Recruiters who want to compete have to solve for it by sourcing on review behavior. The plain-English version of that query, "Find me US-based engineers with 50+ merged code reviews on AI infrastructure repos in the last year who are not currently at FAANG," is the kind of query Refolk runs across GitHub, LinkedIn, and the open web in one shot. That is the entire pitch: you describe the person, you get the people.

Hiring rubrics will lag title taxonomy by six to twelve months

"AI Pod Lead" does not exist as a LinkedIn filter. Neither does "AI Builder," "Agent Transformation XFN," or "Central Analytics." By the time those titles populate LinkedIn search at scale, the engineers under them will already be off the market, retained or counter-offered into the next two-year cycle.

The recruiters and engineering leaders hiring engineers in the agent era who win the next two quarters are the ones who stop sourcing on title and start sourcing on behavior: PR review velocity, CODEOWNERS membership, contribution to agent-infrastructure repos, and reasoning quality in public code review threads. That is what is on GitHub. That is what is not on LinkedIn. That is the trade.

Alexandr Wang and the Meta Superintelligence Labs $1.5B-package crowd are the extreme tail of this same curve. The median version of the bet, the one you can actually staff a team around, is the engineer with 400 thoughtful reviews merged into a serious repo who has never updated her LinkedIn headline.

Find her before Google does.

FAQ

Why is GitHub PR review history a better signal than LinkedIn title history right now?

Because the workflow has flipped. When 65 to 75% of new code is AI-generated, the bottleneck moves from drafting to approval, and approval skill compounds with review reps, not seat-time. LinkedIn titles like "Software Engineer III" were already a weak proxy for code-writing skill. They are a worse proxy for code-reviewing skill, which is exactly what every Fortune 500 trying to copy Google's workflow now needs. The 12-month GitHub activity heatmap, CODEOWNERS membership, and review comment quality are all public and queryable.

How do I source former Snap engineers without burning the relationship?

Move quickly and lead with specifics. Snap cut roughly 1,000 people on April 15, 2026, and the cohort includes ML engineers, data scientists, distinguished engineers, and directors. The most credible outreach references the specific repos or systems they touched, not generic "I saw you were impacted" language. The window before competitors absorb them is short, measured in weeks. Cross-reference public layoff lists with GitHub activity to find engineers who shipped at a 65% AI code ratio and who are now reachable.

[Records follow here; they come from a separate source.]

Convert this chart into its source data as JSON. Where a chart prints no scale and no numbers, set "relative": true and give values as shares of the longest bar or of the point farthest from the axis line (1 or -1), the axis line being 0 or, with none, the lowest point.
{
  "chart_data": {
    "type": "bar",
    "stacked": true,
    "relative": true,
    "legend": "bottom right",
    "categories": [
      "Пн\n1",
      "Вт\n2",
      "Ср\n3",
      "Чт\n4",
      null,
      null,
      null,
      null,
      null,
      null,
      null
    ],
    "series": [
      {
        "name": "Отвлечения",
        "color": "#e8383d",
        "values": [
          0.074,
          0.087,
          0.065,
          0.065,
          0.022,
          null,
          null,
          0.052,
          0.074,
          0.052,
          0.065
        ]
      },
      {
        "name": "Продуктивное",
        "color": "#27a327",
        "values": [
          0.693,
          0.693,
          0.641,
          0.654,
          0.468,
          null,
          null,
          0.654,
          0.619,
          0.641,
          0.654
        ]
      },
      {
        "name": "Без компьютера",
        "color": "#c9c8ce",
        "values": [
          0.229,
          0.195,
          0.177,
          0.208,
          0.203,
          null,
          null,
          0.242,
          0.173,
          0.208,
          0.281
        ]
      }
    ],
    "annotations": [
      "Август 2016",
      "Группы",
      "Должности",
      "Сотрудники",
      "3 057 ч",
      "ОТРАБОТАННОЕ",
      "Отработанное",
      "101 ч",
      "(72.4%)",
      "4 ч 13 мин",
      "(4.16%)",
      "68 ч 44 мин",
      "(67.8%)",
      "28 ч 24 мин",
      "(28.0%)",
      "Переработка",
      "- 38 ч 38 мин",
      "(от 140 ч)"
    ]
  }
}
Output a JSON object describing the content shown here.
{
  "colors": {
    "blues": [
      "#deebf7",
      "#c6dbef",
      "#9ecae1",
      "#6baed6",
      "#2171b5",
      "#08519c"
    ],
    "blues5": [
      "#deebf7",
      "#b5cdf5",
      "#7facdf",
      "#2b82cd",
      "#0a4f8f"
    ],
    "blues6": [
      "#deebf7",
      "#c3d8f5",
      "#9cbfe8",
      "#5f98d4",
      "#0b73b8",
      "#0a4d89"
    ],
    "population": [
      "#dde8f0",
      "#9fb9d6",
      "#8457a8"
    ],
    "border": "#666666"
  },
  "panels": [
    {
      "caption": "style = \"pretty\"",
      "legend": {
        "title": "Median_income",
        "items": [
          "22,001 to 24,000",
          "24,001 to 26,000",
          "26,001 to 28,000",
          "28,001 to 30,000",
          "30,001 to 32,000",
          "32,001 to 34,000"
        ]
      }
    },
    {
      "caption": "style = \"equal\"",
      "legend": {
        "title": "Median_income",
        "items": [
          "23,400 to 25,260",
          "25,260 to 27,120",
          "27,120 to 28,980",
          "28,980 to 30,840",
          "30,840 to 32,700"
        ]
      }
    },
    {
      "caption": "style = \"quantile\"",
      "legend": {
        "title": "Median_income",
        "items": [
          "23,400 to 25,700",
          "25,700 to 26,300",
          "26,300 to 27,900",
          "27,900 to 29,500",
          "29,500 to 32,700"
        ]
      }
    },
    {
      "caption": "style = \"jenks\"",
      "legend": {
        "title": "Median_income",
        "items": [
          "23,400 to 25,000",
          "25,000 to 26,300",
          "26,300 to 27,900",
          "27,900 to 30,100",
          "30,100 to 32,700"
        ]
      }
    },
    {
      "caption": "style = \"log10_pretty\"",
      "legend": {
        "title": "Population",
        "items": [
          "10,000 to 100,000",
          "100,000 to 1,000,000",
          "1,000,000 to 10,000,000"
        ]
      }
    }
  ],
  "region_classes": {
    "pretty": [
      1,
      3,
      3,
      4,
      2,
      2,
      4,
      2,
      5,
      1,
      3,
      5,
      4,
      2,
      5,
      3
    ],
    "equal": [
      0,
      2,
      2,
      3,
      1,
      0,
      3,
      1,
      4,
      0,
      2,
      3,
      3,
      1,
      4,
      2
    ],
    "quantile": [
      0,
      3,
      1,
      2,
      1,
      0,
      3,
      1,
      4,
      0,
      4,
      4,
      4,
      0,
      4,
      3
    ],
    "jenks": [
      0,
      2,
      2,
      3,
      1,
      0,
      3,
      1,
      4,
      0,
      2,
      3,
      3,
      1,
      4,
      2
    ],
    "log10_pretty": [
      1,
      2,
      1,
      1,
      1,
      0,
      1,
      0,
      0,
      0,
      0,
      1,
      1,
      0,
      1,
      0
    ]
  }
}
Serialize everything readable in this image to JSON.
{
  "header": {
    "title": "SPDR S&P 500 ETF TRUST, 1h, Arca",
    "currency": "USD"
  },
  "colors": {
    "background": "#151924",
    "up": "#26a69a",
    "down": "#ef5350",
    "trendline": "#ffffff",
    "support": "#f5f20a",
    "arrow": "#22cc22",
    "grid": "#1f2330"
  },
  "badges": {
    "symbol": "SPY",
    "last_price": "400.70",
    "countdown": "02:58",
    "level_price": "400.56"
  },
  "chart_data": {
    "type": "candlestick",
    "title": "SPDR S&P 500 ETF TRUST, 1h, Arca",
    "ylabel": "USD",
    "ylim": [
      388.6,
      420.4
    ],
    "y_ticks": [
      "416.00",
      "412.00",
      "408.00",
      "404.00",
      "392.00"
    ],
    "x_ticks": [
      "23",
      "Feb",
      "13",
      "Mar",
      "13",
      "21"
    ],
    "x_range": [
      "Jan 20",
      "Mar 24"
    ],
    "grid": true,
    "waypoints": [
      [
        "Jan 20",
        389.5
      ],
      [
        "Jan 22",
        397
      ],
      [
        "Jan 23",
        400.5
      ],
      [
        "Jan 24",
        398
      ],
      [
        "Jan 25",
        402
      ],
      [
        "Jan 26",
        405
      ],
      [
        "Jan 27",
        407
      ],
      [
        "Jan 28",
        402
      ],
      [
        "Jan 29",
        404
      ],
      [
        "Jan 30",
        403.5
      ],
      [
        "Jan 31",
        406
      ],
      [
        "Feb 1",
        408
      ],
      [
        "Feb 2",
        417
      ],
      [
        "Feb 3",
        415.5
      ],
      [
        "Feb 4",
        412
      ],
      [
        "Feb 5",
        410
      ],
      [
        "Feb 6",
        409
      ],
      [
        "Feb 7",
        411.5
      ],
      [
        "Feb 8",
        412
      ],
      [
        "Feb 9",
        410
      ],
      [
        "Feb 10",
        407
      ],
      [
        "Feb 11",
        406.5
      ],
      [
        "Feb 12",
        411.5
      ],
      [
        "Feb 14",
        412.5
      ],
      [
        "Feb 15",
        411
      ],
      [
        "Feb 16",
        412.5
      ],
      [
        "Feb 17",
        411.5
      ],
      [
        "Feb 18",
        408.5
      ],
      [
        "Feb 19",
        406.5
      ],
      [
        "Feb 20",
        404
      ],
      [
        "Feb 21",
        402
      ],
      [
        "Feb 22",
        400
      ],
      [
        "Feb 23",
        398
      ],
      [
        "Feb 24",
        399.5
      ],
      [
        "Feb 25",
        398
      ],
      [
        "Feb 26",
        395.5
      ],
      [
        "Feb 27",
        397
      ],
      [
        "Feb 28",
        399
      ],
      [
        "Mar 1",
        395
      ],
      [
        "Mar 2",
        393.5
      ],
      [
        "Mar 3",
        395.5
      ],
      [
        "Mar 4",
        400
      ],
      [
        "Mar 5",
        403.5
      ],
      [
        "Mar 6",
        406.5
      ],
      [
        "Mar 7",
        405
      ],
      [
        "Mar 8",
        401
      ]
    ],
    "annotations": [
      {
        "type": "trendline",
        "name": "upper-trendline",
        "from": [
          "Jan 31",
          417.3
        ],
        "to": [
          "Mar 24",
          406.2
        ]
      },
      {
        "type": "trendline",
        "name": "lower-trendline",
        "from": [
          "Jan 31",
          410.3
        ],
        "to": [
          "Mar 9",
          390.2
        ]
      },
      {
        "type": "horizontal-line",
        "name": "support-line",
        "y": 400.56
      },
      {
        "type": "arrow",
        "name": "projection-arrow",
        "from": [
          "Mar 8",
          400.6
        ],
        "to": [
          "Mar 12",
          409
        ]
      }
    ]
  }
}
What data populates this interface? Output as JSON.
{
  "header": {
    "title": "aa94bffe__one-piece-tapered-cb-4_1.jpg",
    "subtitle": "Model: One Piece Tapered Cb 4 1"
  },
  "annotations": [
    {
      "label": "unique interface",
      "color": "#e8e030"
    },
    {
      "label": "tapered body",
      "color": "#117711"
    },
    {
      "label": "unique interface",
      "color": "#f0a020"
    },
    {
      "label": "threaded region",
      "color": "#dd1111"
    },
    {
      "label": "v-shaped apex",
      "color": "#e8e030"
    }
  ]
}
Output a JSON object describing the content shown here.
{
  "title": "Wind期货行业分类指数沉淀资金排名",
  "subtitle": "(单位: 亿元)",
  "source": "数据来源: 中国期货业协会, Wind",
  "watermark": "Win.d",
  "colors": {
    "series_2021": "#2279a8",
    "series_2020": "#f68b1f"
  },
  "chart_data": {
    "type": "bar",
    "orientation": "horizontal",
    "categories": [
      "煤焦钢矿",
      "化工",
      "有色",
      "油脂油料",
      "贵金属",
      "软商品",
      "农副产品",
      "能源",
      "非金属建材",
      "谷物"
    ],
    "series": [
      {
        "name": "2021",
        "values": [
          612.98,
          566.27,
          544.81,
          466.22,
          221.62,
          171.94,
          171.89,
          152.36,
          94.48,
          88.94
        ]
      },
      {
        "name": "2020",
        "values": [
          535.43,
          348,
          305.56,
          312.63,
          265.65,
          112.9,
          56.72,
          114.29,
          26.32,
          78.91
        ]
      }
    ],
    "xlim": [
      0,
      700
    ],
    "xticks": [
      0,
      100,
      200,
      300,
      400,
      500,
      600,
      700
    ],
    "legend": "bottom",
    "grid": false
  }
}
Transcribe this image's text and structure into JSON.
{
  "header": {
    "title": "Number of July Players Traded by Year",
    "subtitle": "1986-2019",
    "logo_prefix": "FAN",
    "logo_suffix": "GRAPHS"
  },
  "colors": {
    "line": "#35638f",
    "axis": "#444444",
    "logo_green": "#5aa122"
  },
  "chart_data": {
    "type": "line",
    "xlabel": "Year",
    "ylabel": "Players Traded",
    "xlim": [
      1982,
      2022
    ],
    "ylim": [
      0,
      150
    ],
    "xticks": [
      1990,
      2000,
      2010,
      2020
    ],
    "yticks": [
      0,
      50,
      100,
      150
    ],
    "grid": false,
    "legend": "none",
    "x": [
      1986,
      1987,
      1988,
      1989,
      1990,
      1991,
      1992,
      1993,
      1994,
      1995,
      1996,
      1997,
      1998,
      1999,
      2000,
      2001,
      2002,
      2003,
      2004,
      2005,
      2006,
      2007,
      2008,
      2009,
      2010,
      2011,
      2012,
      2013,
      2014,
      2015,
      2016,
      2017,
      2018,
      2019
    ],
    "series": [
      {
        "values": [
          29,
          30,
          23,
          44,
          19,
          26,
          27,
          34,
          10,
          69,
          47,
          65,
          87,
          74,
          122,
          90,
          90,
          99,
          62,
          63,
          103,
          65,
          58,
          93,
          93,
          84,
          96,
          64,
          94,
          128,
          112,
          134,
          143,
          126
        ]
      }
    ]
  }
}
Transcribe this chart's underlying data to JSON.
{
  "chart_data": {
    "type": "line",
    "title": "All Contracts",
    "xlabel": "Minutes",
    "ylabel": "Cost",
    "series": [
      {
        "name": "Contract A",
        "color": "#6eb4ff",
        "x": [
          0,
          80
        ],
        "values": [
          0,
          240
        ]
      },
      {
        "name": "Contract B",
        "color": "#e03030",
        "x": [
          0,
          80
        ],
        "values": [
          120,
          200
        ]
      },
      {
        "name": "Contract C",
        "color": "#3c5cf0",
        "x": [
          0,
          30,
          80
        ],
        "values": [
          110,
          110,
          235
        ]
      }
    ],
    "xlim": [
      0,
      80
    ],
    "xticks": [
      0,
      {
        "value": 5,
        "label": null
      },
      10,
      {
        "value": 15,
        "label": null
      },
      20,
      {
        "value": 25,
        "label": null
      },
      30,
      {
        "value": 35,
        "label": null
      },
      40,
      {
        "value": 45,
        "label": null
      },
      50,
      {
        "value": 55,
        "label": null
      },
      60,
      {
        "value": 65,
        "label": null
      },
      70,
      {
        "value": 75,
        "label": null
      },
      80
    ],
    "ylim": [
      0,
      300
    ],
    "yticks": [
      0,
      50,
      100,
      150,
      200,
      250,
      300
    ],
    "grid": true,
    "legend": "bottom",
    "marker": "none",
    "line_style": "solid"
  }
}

What if a strong reviewer has a private GitHub history?

Then you use the surrounding signal. Co-authorship on public commits, conference talks, blog posts on review practice, OSS issue threads, internal documents that leaked into public repos by accident, and second-degree references from CODEOWNERS lists of repos they likely contributed to. A meaningful share of strong reviewers will have at least some public surface area, even if their day-job repos are private. Refolk's value here is combining the public surface area across GitHub, LinkedIn, and the open web into a single ranked answer.

Does this mean junior engineers are no longer worth hiring?

No, but the path has narrowed. Stanford's AI Index shows employment for software developers ages 22 to 25 is down roughly 20% since 2024, which means the market has already partially repriced the "writes code from spec" profile. The juniors who will still be hired in 2026 are the ones who can demonstrate review-grade judgment early, often through serious OSS contributions to agent and codegen infrastructure. That is a higher bar than "graduated from a top CS program," and it is the one the market is now selecting on.